In one of our recent Klog Chats, we asked you to send us your most confusing and perplexing skin care questions, and that anything we couldn’t answer, we would ask a dermatologist for you! Well, we’re here to uphold our promise! We’ve selected four of the toughest questions we received, and sent them off to Kavita Mariwalla, a dermatologist in West Islip, New York.
Want to know if your question was chosen? Or curious to see if any of our readers had the same question you’re having? Keep reading.

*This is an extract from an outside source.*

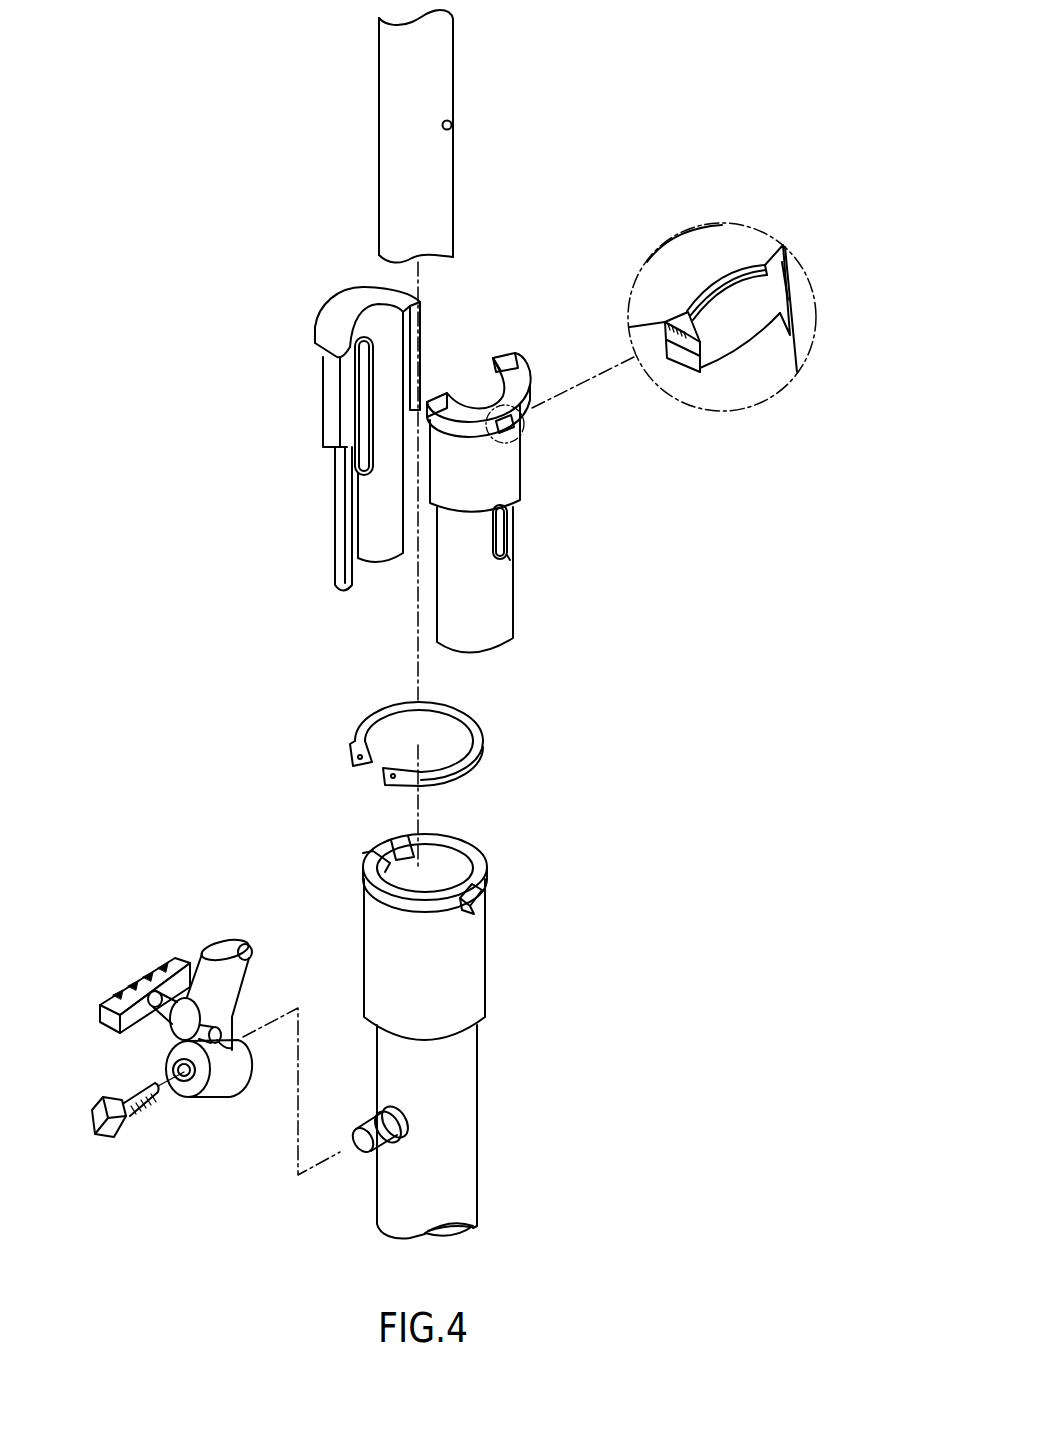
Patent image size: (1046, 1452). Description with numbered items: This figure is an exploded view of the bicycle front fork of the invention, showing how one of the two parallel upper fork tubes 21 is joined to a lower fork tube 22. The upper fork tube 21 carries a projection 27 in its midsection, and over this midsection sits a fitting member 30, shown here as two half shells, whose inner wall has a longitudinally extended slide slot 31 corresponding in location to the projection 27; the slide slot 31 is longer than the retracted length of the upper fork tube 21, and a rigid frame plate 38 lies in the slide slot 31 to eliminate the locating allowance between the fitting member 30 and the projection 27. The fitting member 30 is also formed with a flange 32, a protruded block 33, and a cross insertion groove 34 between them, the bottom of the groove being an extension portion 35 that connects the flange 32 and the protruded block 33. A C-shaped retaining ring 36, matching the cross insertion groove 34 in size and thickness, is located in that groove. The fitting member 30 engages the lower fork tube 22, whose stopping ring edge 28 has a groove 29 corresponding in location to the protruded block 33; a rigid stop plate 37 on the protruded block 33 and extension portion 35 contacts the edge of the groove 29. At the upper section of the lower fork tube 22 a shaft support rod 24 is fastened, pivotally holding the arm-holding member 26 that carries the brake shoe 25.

Question #1 from a woman with PCOS:

“After I cleanse and moisturize my skin, it’s always super shiny but not oily. Could shiny-ness be a sign of over-exfoliation? I currently use a light exfoliator and an exfoliating pad every day, and my serum contains AHAs and BHAs, so basically my issue boils down to having shiny skin right after I wash my face and then oily skin later for the rest of the day. What should I add to my routine?”

Dr. Mariwalla’s answer:
That glow is one of exfoliated skin, and while that looks great, your routine may actually be over-doing it. I would choose either a chemical exfoliator or physical exfoliator and only a few times a week at most.  In the summer, please be aware that AHAs and BHAs make the skin much more sensitive to the sun. If I was choosing, I would do an exfoliator pad two times a week. Make sure you are using a good sunscreen and an antioxidant daily to maximize your routine.

Question #2:

“I’m naturally pale and fair-skinned, but my scars are all super white, rather than the dark purple color people usually get. Any tips for blending them out, fading them, or anything to use to stop a scar being so bad from me picking a spot?”

Dr. Mariwalla’s answer:
Unfortunately, some people with really fair skin do scar that bright white you are noticing. There is not much that can be done to re-pigment the scar to a natural skin tone. But if you do get an injury, making sure the area heals as well as possible will minimize the scarring. I recommend a product called StrataMed which I have found to do exceptionally well with rapid scar healing. If you get a fresh wound, I would start using Vaseline on it right away and make sure you keep it covered. This is probably the best way to minimize scarring.”

Question #3:

“I believe I have melasma on my forehead and I have been trying to lighten it. I have been using a vitamin C serum for three or four months already. I also apply sunblock on my face every day. Is there anything else that I can do to help quicken the process. Would getting a chemical peel help? Does exfoliating help? Also, if I’ve read that birth control can give you melasma, should I not take it if I already have melasma?”

Dr. Mariwalla’s answer:
Melasma is often attributed to hormonal changes and birth control pills but can happen even if you aren’t taking birth control pills. My favorite melasma routine is as follows: Use a vitamin C serum that is actually potent. I recommend Serum 10 from SkinCeuticals or CE Ferrulic from SkinCeuticals. I am also a fan of using Avene Compact Paste. It is one of the only makeups that has iron oxide in it. Iron oxide has been shown clinically to improve melasma, but the problem is it typically comes in only red, yellow, and black. Avene makes one that is more of a skin tone and it can be blended with sunscreen and other foundation to make it a useable color. I also prefer mineral based sunscreens. At night I would use a topical with tranexamic acid which is one of the newer agents used for lightening areas of dyspigmentation.

Question #4:

“What is the one product that people use that you don’t think is helpful at all?”
Dr. Mariwalla’s answer:
Apple cider vinegar. People use it for all kinds of things and it often ends up just causing irritation and more skin problems. It is probably the ingredient that is used most incorrectly in DIY remedies.